Só que a classe média não é só isso. A classe média também tem setores com mais capital cultural e crítico que essa outra. São setores minoritários, mas que eu acho que, agora, como a seletividade do processo está ficando mais clara, tendem a sair desse discurso. Acredito que essa ofensiva conservadora no Brasil pode ter outros desdobramentos porque está ficando muito óbvio para que ela serve.
Muitos analistas e políticos têm associado essa tentativa de desestabilizar o governo e o PT a uma pauta, digamos, antinacional, que tramita no Congresso e inclui, por exemplo, iniciativas para mudar as regras de exploração do pré-sal e alterar o estatuto das estatais. O senhor concorda com essa avaliação?
Concordo em gênero, número e grau. Qualquer pessoa em que, depois da lavagem midiática, tenha sobrado ainda dois neurônios para conversar um com o outro não vai ter dúvidas disso.
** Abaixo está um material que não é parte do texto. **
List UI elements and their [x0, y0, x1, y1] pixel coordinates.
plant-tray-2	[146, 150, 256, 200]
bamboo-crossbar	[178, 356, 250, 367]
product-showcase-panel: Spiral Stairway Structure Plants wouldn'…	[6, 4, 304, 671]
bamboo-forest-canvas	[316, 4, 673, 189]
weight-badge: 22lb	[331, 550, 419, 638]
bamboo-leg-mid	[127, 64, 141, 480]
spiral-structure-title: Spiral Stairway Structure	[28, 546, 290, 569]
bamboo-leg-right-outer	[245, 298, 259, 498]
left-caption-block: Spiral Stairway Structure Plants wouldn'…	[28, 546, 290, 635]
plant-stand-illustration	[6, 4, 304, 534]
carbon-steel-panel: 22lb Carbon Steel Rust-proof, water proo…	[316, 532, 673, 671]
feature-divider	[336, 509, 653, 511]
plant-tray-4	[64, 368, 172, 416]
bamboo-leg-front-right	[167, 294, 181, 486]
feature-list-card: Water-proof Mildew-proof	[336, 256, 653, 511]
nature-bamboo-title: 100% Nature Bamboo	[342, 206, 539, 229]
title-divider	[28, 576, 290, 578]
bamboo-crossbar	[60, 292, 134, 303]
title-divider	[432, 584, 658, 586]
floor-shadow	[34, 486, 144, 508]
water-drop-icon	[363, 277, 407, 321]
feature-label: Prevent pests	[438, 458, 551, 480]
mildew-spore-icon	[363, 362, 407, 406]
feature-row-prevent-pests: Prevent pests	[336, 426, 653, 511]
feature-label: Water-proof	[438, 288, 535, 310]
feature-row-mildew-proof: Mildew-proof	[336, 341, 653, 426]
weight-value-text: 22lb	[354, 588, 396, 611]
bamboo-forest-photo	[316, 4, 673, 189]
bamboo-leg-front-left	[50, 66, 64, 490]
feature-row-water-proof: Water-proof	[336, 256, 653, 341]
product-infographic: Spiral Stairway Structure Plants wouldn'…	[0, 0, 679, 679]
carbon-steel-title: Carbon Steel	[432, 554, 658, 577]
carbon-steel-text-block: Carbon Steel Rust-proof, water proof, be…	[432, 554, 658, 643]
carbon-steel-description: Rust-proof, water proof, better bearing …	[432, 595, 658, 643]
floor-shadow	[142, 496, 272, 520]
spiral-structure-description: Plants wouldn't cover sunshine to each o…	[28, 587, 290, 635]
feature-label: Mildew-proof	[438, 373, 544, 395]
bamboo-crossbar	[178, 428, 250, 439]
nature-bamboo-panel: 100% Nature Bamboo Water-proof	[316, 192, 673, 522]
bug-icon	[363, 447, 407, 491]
A elite do Brasil sempre teve, desde Getúlio Vargas, um só programa, que se divide em duas coisas: tirar direitos da classe trabalhadora – a tal flexibilização – e a apropriação privada da riqueza brasileira, seja do ferro, seja do óleo, como agora, com a Petrobras. É sempre a rapina econômica.
A elite, no Brasil, o projeto dela é a rapinagem econômica da riqueza que é de todos. E, para legitimar a rapinagem, ela vai usar o seu partido, a imprensa conservadora, que é a dominante entre nós. Quer dizer, no fundo, a corrupção seletiva serve para encobrir a rapina, pegar o petróleo que é de todos e dar para os americanos um pouquinho e encher o bolso de meia dúzia aqui dentro. Esse é o único projeto político da direita no Brasil há cem anos: o entreguismo.
Que caminho o senhor enxerga para enfrentar essa ofensiva?
Acho que a saída é a luta política, uma forma de conscientização. A grande esperança que o povo brasileiro e setores progressistas podem ter é que a direita, no Brasil é burra. Ela é autoritária, ela é violenta, mas é burra. O que fizeram na sexta mostra isso.
Essa é a hora de apelar para a inteligência das pessoas que foram feitas de tolas com esse tipo de discurso, [que se apresenta] como se fosse uma limpeza, uma luta real contra a corrupção, porque isso tudo é lorota, fica óbvio agora. É uma corrupção seletiva, para acabar com as conquistas da classe trabalhadora. Isso aconteceu sempre e, historicamente, se repete sobre outras formas. Antes era com os militares, agora, com os juízes.
Alguns colunistas da grande imprensa têm falado que, com as convocações às ruas, o PT tenta incitar confrontos...
Isso também mostra a luta, que é sempre uma ação e uma reação. Você tem que criminalizar tudo que for da esquerda. E tudo que é da direita você tem que dizer que é um ganho moral, etc. É uma tentativa de fazer as pessoas de imbecis. É preciso mostrar isso.